A slowdown in federal government funding for the National Institutes of Health (NIH), as well as the volatile environment in Congress for annual budget appropriations, could over the longer term threaten US leadership in supporting global health research and development, a new report warns.
The annual policy report from the Washington-based Global Health Technologies Coalition (GHTC) urges Congress to develop a sustainable budget solution that will
protect funding for global health-product development, while also ensuring that the federal budget for fiscal year (FY) 2015 “demonstrates a renewed commitment to global health research”.
The Coalition welcomed the two-year bipartisan budget agreement signed by President Barack Obama in December 2013, which put on hold the Congressional stand-off over spending and taxes – including, notably, President Obama’s Affordable Care Act – that had shut down the federal government for 16 days last October.
The agreement revived appropriations for global health initiatives hit by automatic sequestration-related budget cuts in March 2013.
According to the GHTC report, Innovation for a changing world: The role of US leadership in global health R&D, budget reductions triggered by the sequestration process were having “a major impact” on global efforts to combat infectious diseases.
For example, clinical-trial sites involved in developing a new drug for tuberculosis (TB) were forced to close down, both in the US and abroad.
While the bipartisan budget accord has restored funding for a range of federal programmes targeting global health threats such as TB and AIDS, underfunding of “the world’s biggest sponsor of global health research and development” has put a question mark over future progress in these areas, the GHTC argues.
“The end of political gridlock in Washington put many global health programmes on firmer footing, with one notable exception: it continued to weaken the National Institutes of Health, which is the engine that drives innovation in the fight against infectious diseases,” commented the Coalition’s director, Kaitlin Christenson.

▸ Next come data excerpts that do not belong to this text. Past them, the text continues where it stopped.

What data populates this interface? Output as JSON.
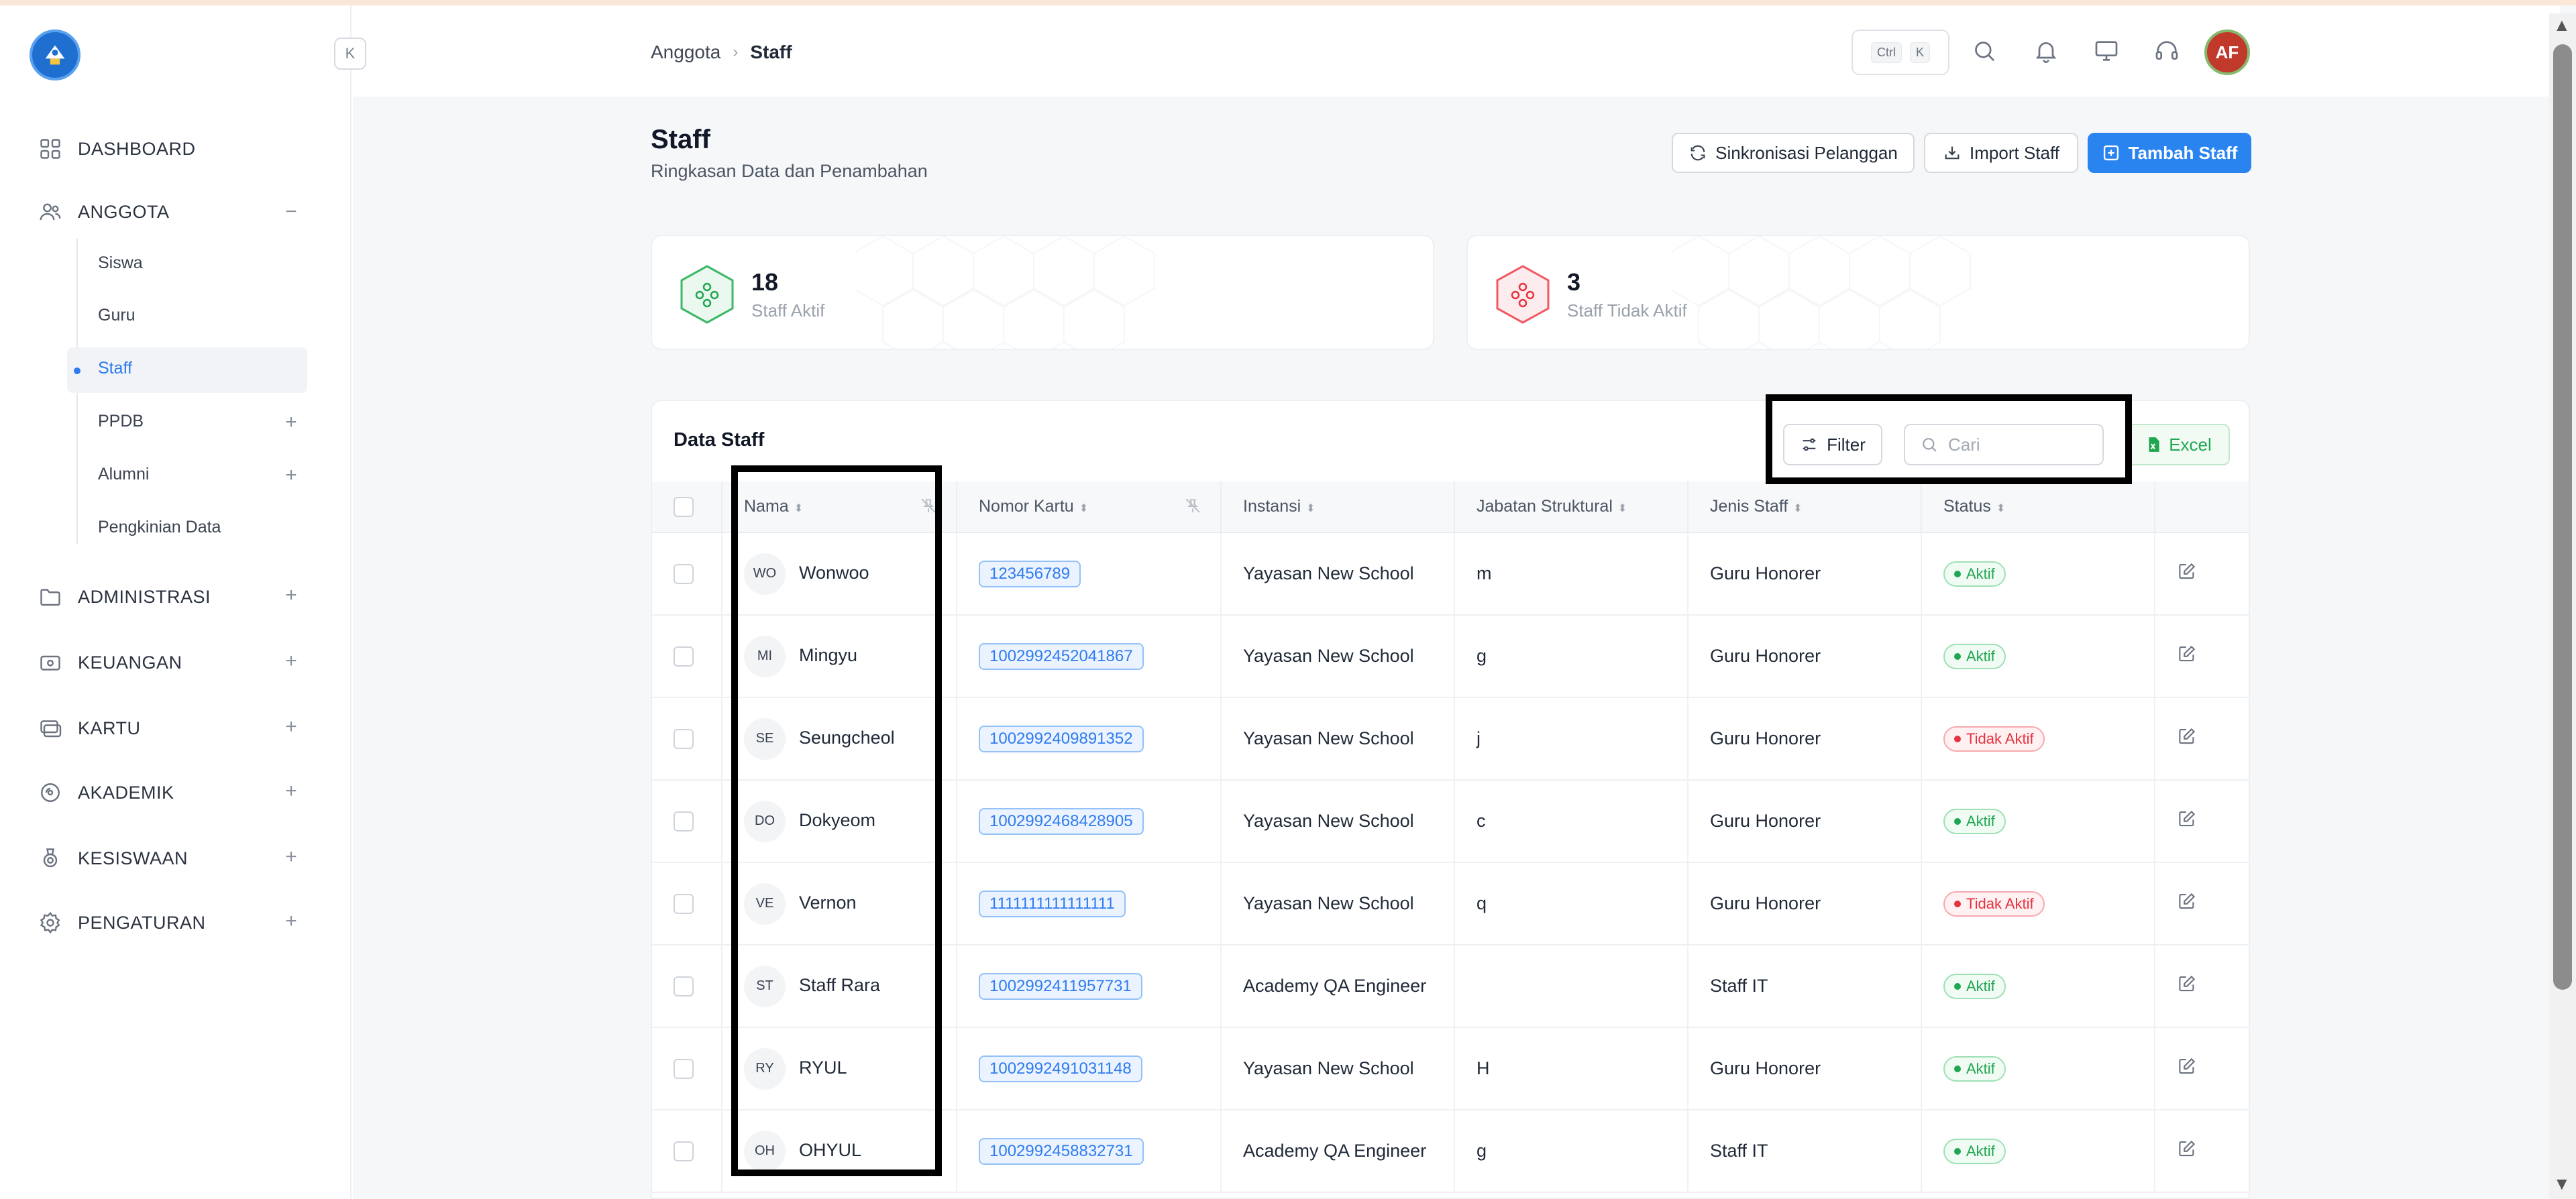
{
  "breadcrumb": {
    "parent": "Anggota",
    "separator": "›",
    "current": "Staff"
  },
  "header": {
    "kbd_ctrl": "Ctrl",
    "kbd_k": "K",
    "avatar_initials": "AF"
  },
  "page": {
    "title": "Staff",
    "subtitle": "Ringkasan Data dan Penambahan"
  },
  "actions": {
    "sync": "Sinkronisasi Pelanggan",
    "import": "Import Staff",
    "add": "Tambah Staff"
  },
  "stats": {
    "active": {
      "value": "18",
      "label": "Staff Aktif",
      "color": "#1fa650"
    },
    "inactive": {
      "value": "3",
      "label": "Staff Tidak Aktif",
      "color": "#e5323f"
    }
  },
  "sidebar": {
    "dashboard": "DASHBOARD",
    "anggota": "ANGGOTA",
    "anggota_collapse": "−",
    "sub": {
      "siswa": "Siswa",
      "guru": "Guru",
      "staff": "Staff",
      "ppdb": "PPDB",
      "alumni": "Alumni",
      "pengkinian": "Pengkinian Data"
    },
    "administrasi": "ADMINISTRASI",
    "keuangan": "KEUANGAN",
    "kartu": "KARTU",
    "akademik": "AKADEMIK",
    "kesiswaan": "KESISWAAN",
    "pengaturan": "PENGATURAN",
    "plus": "+",
    "collapse_btn": "K"
  },
  "table": {
    "title": "Data Staff",
    "filter": "Filter",
    "search_placeholder": "Cari",
    "excel": "Excel",
    "columns": {
      "nama": "Nama",
      "nomor_kartu": "Nomor Kartu",
      "instansi": "Instansi",
      "jabatan": "Jabatan Struktural",
      "jenis": "Jenis Staff",
      "status": "Status"
    },
    "sort_glyph": "⬍",
    "rows": [
      {
        "initials": "WO",
        "name": "Wonwoo",
        "card": "123456789",
        "instansi": "Yayasan New School",
        "jabatan": "m",
        "jenis": "Guru Honorer",
        "status": "Aktif",
        "active": true
      },
      {
        "initials": "MI",
        "name": "Mingyu",
        "card": "1002992452041867",
        "instansi": "Yayasan New School",
        "jabatan": "g",
        "jenis": "Guru Honorer",
        "status": "Aktif",
        "active": true
      },
      {
        "initials": "SE",
        "name": "Seungcheol",
        "card": "1002992409891352",
        "instansi": "Yayasan New School",
        "jabatan": "j",
        "jenis": "Guru Honorer",
        "status": "Tidak Aktif",
        "active": false
      },
      {
        "initials": "DO",
        "name": "Dokyeom",
        "card": "1002992468428905",
        "instansi": "Yayasan New School",
        "jabatan": "c",
        "jenis": "Guru Honorer",
        "status": "Aktif",
        "active": true
      },
      {
        "initials": "VE",
        "name": "Vernon",
        "card": "1111111111111111",
        "instansi": "Yayasan New School",
        "jabatan": "q",
        "jenis": "Guru Honorer",
        "status": "Tidak Aktif",
        "active": false
      },
      {
        "initials": "ST",
        "name": "Staff Rara",
        "card": "1002992411957731",
        "instansi": "Academy QA Engineer",
        "jabatan": "",
        "jenis": "Staff IT",
        "status": "Aktif",
        "active": true
      },
      {
        "initials": "RY",
        "name": "RYUL",
        "card": "1002992491031148",
        "instansi": "Yayasan New School",
        "jabatan": "H",
        "jenis": "Guru Honorer",
        "status": "Aktif",
        "active": true
      },
      {
        "initials": "OH",
        "name": "OHYUL",
        "card": "1002992458832731",
        "instansi": "Academy QA Engineer",
        "jabatan": "g",
        "jenis": "Staff IT",
        "status": "Aktif",
        "active": true
      }
    ]
  }
}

Specifically, the report explains, the NIH budget for FY 2014 was eventually set at US$1 billion more than post-sequester funding for 2013. However, the 2014 allocation was actually $950 million less than the NIH received for 2012.
In particular, the report adds, two NIH institutes “critical to sparking global health innovations”– the National Institute of Allergy and Infectious Diseases (NIAID) and the National Institute of Child Health and Human Development – have less money, in actual dollars, for 2014 than they received in 2012.
Moreover, the Congressional Research Service found that, when adjusted for inflation, federal funding for the NIH overall has been declining steadily for years, with the agency’s real spending power down by 22% compared with 2003, the GHTC pointed out.
A previous report issued by the Coalition in 2012 estimated that the US government was involved in developing more than half (24/53%) of the 45 global health products introduced between 2000 and 2010, while US federal agencies were working with other stakeholders on 200 (55%) of the 365 global health products currently in the R&D pipeline.
FY 2015 appropriations
In this year’s policy report, the GHTC calls for a FY 2015 budget agreement that will provide strong support for global health programmes across the US government.
It recommends a US$464 million appropriation for the Center for Global Health and US$445 million for the National Center for Emerging and Zoonotic Infectious Diseases, both part of the Centers for Disease Control and Prevention (CDC).
The GHTC wants to see a US$4.7 billion budget in FY 2015 for the US Food and Drug Administration, which “plays an important role in ensuring the safety and efficacy of health products for neglected diseases.
The NIH should get US$32 billion while US$10.358 billion should go to global health programmes at the US Department of State and the US Agency for International Development (USAID), the Coalition believes.
From a broader perspective, Congress needs to develop a long-term plan for retaining and expanding US leadership in global health-product development, the report says.
This should include evaluating innovative financing mechanisms – such as advance market commitments, priority-review vouchers, prizes and small-business innovation awards, procurement pools, tax credits and patent pools – that would “leverage US funding, create efficiencies, and catalyse investments from all sectors”.
Among the report’s other recommendations are that the US government should work with United Nations member states to ensure the health R&D demonstration projects to be considered for endorsement at the World Health Assembly in May are high impact, and that new funding is available to support their implementation.
The demonstration projects, which were selected by the World Health Organization Executive Board at its most recent meeting in January 2014, will address health challenges such as neglected diseases that disproportionately affect low- and middle-income countries.
The GHTC also wants Congress to make sure it passes the 21st Century Global Health Technology Act.
Introduced in April 2013, this bipartisan bill would bolster USAID’s product-development efforts, promote the alignment of global health R&D activities across the US government, and ensure the transparency and accountability of R&D activities – all without the need for new funding.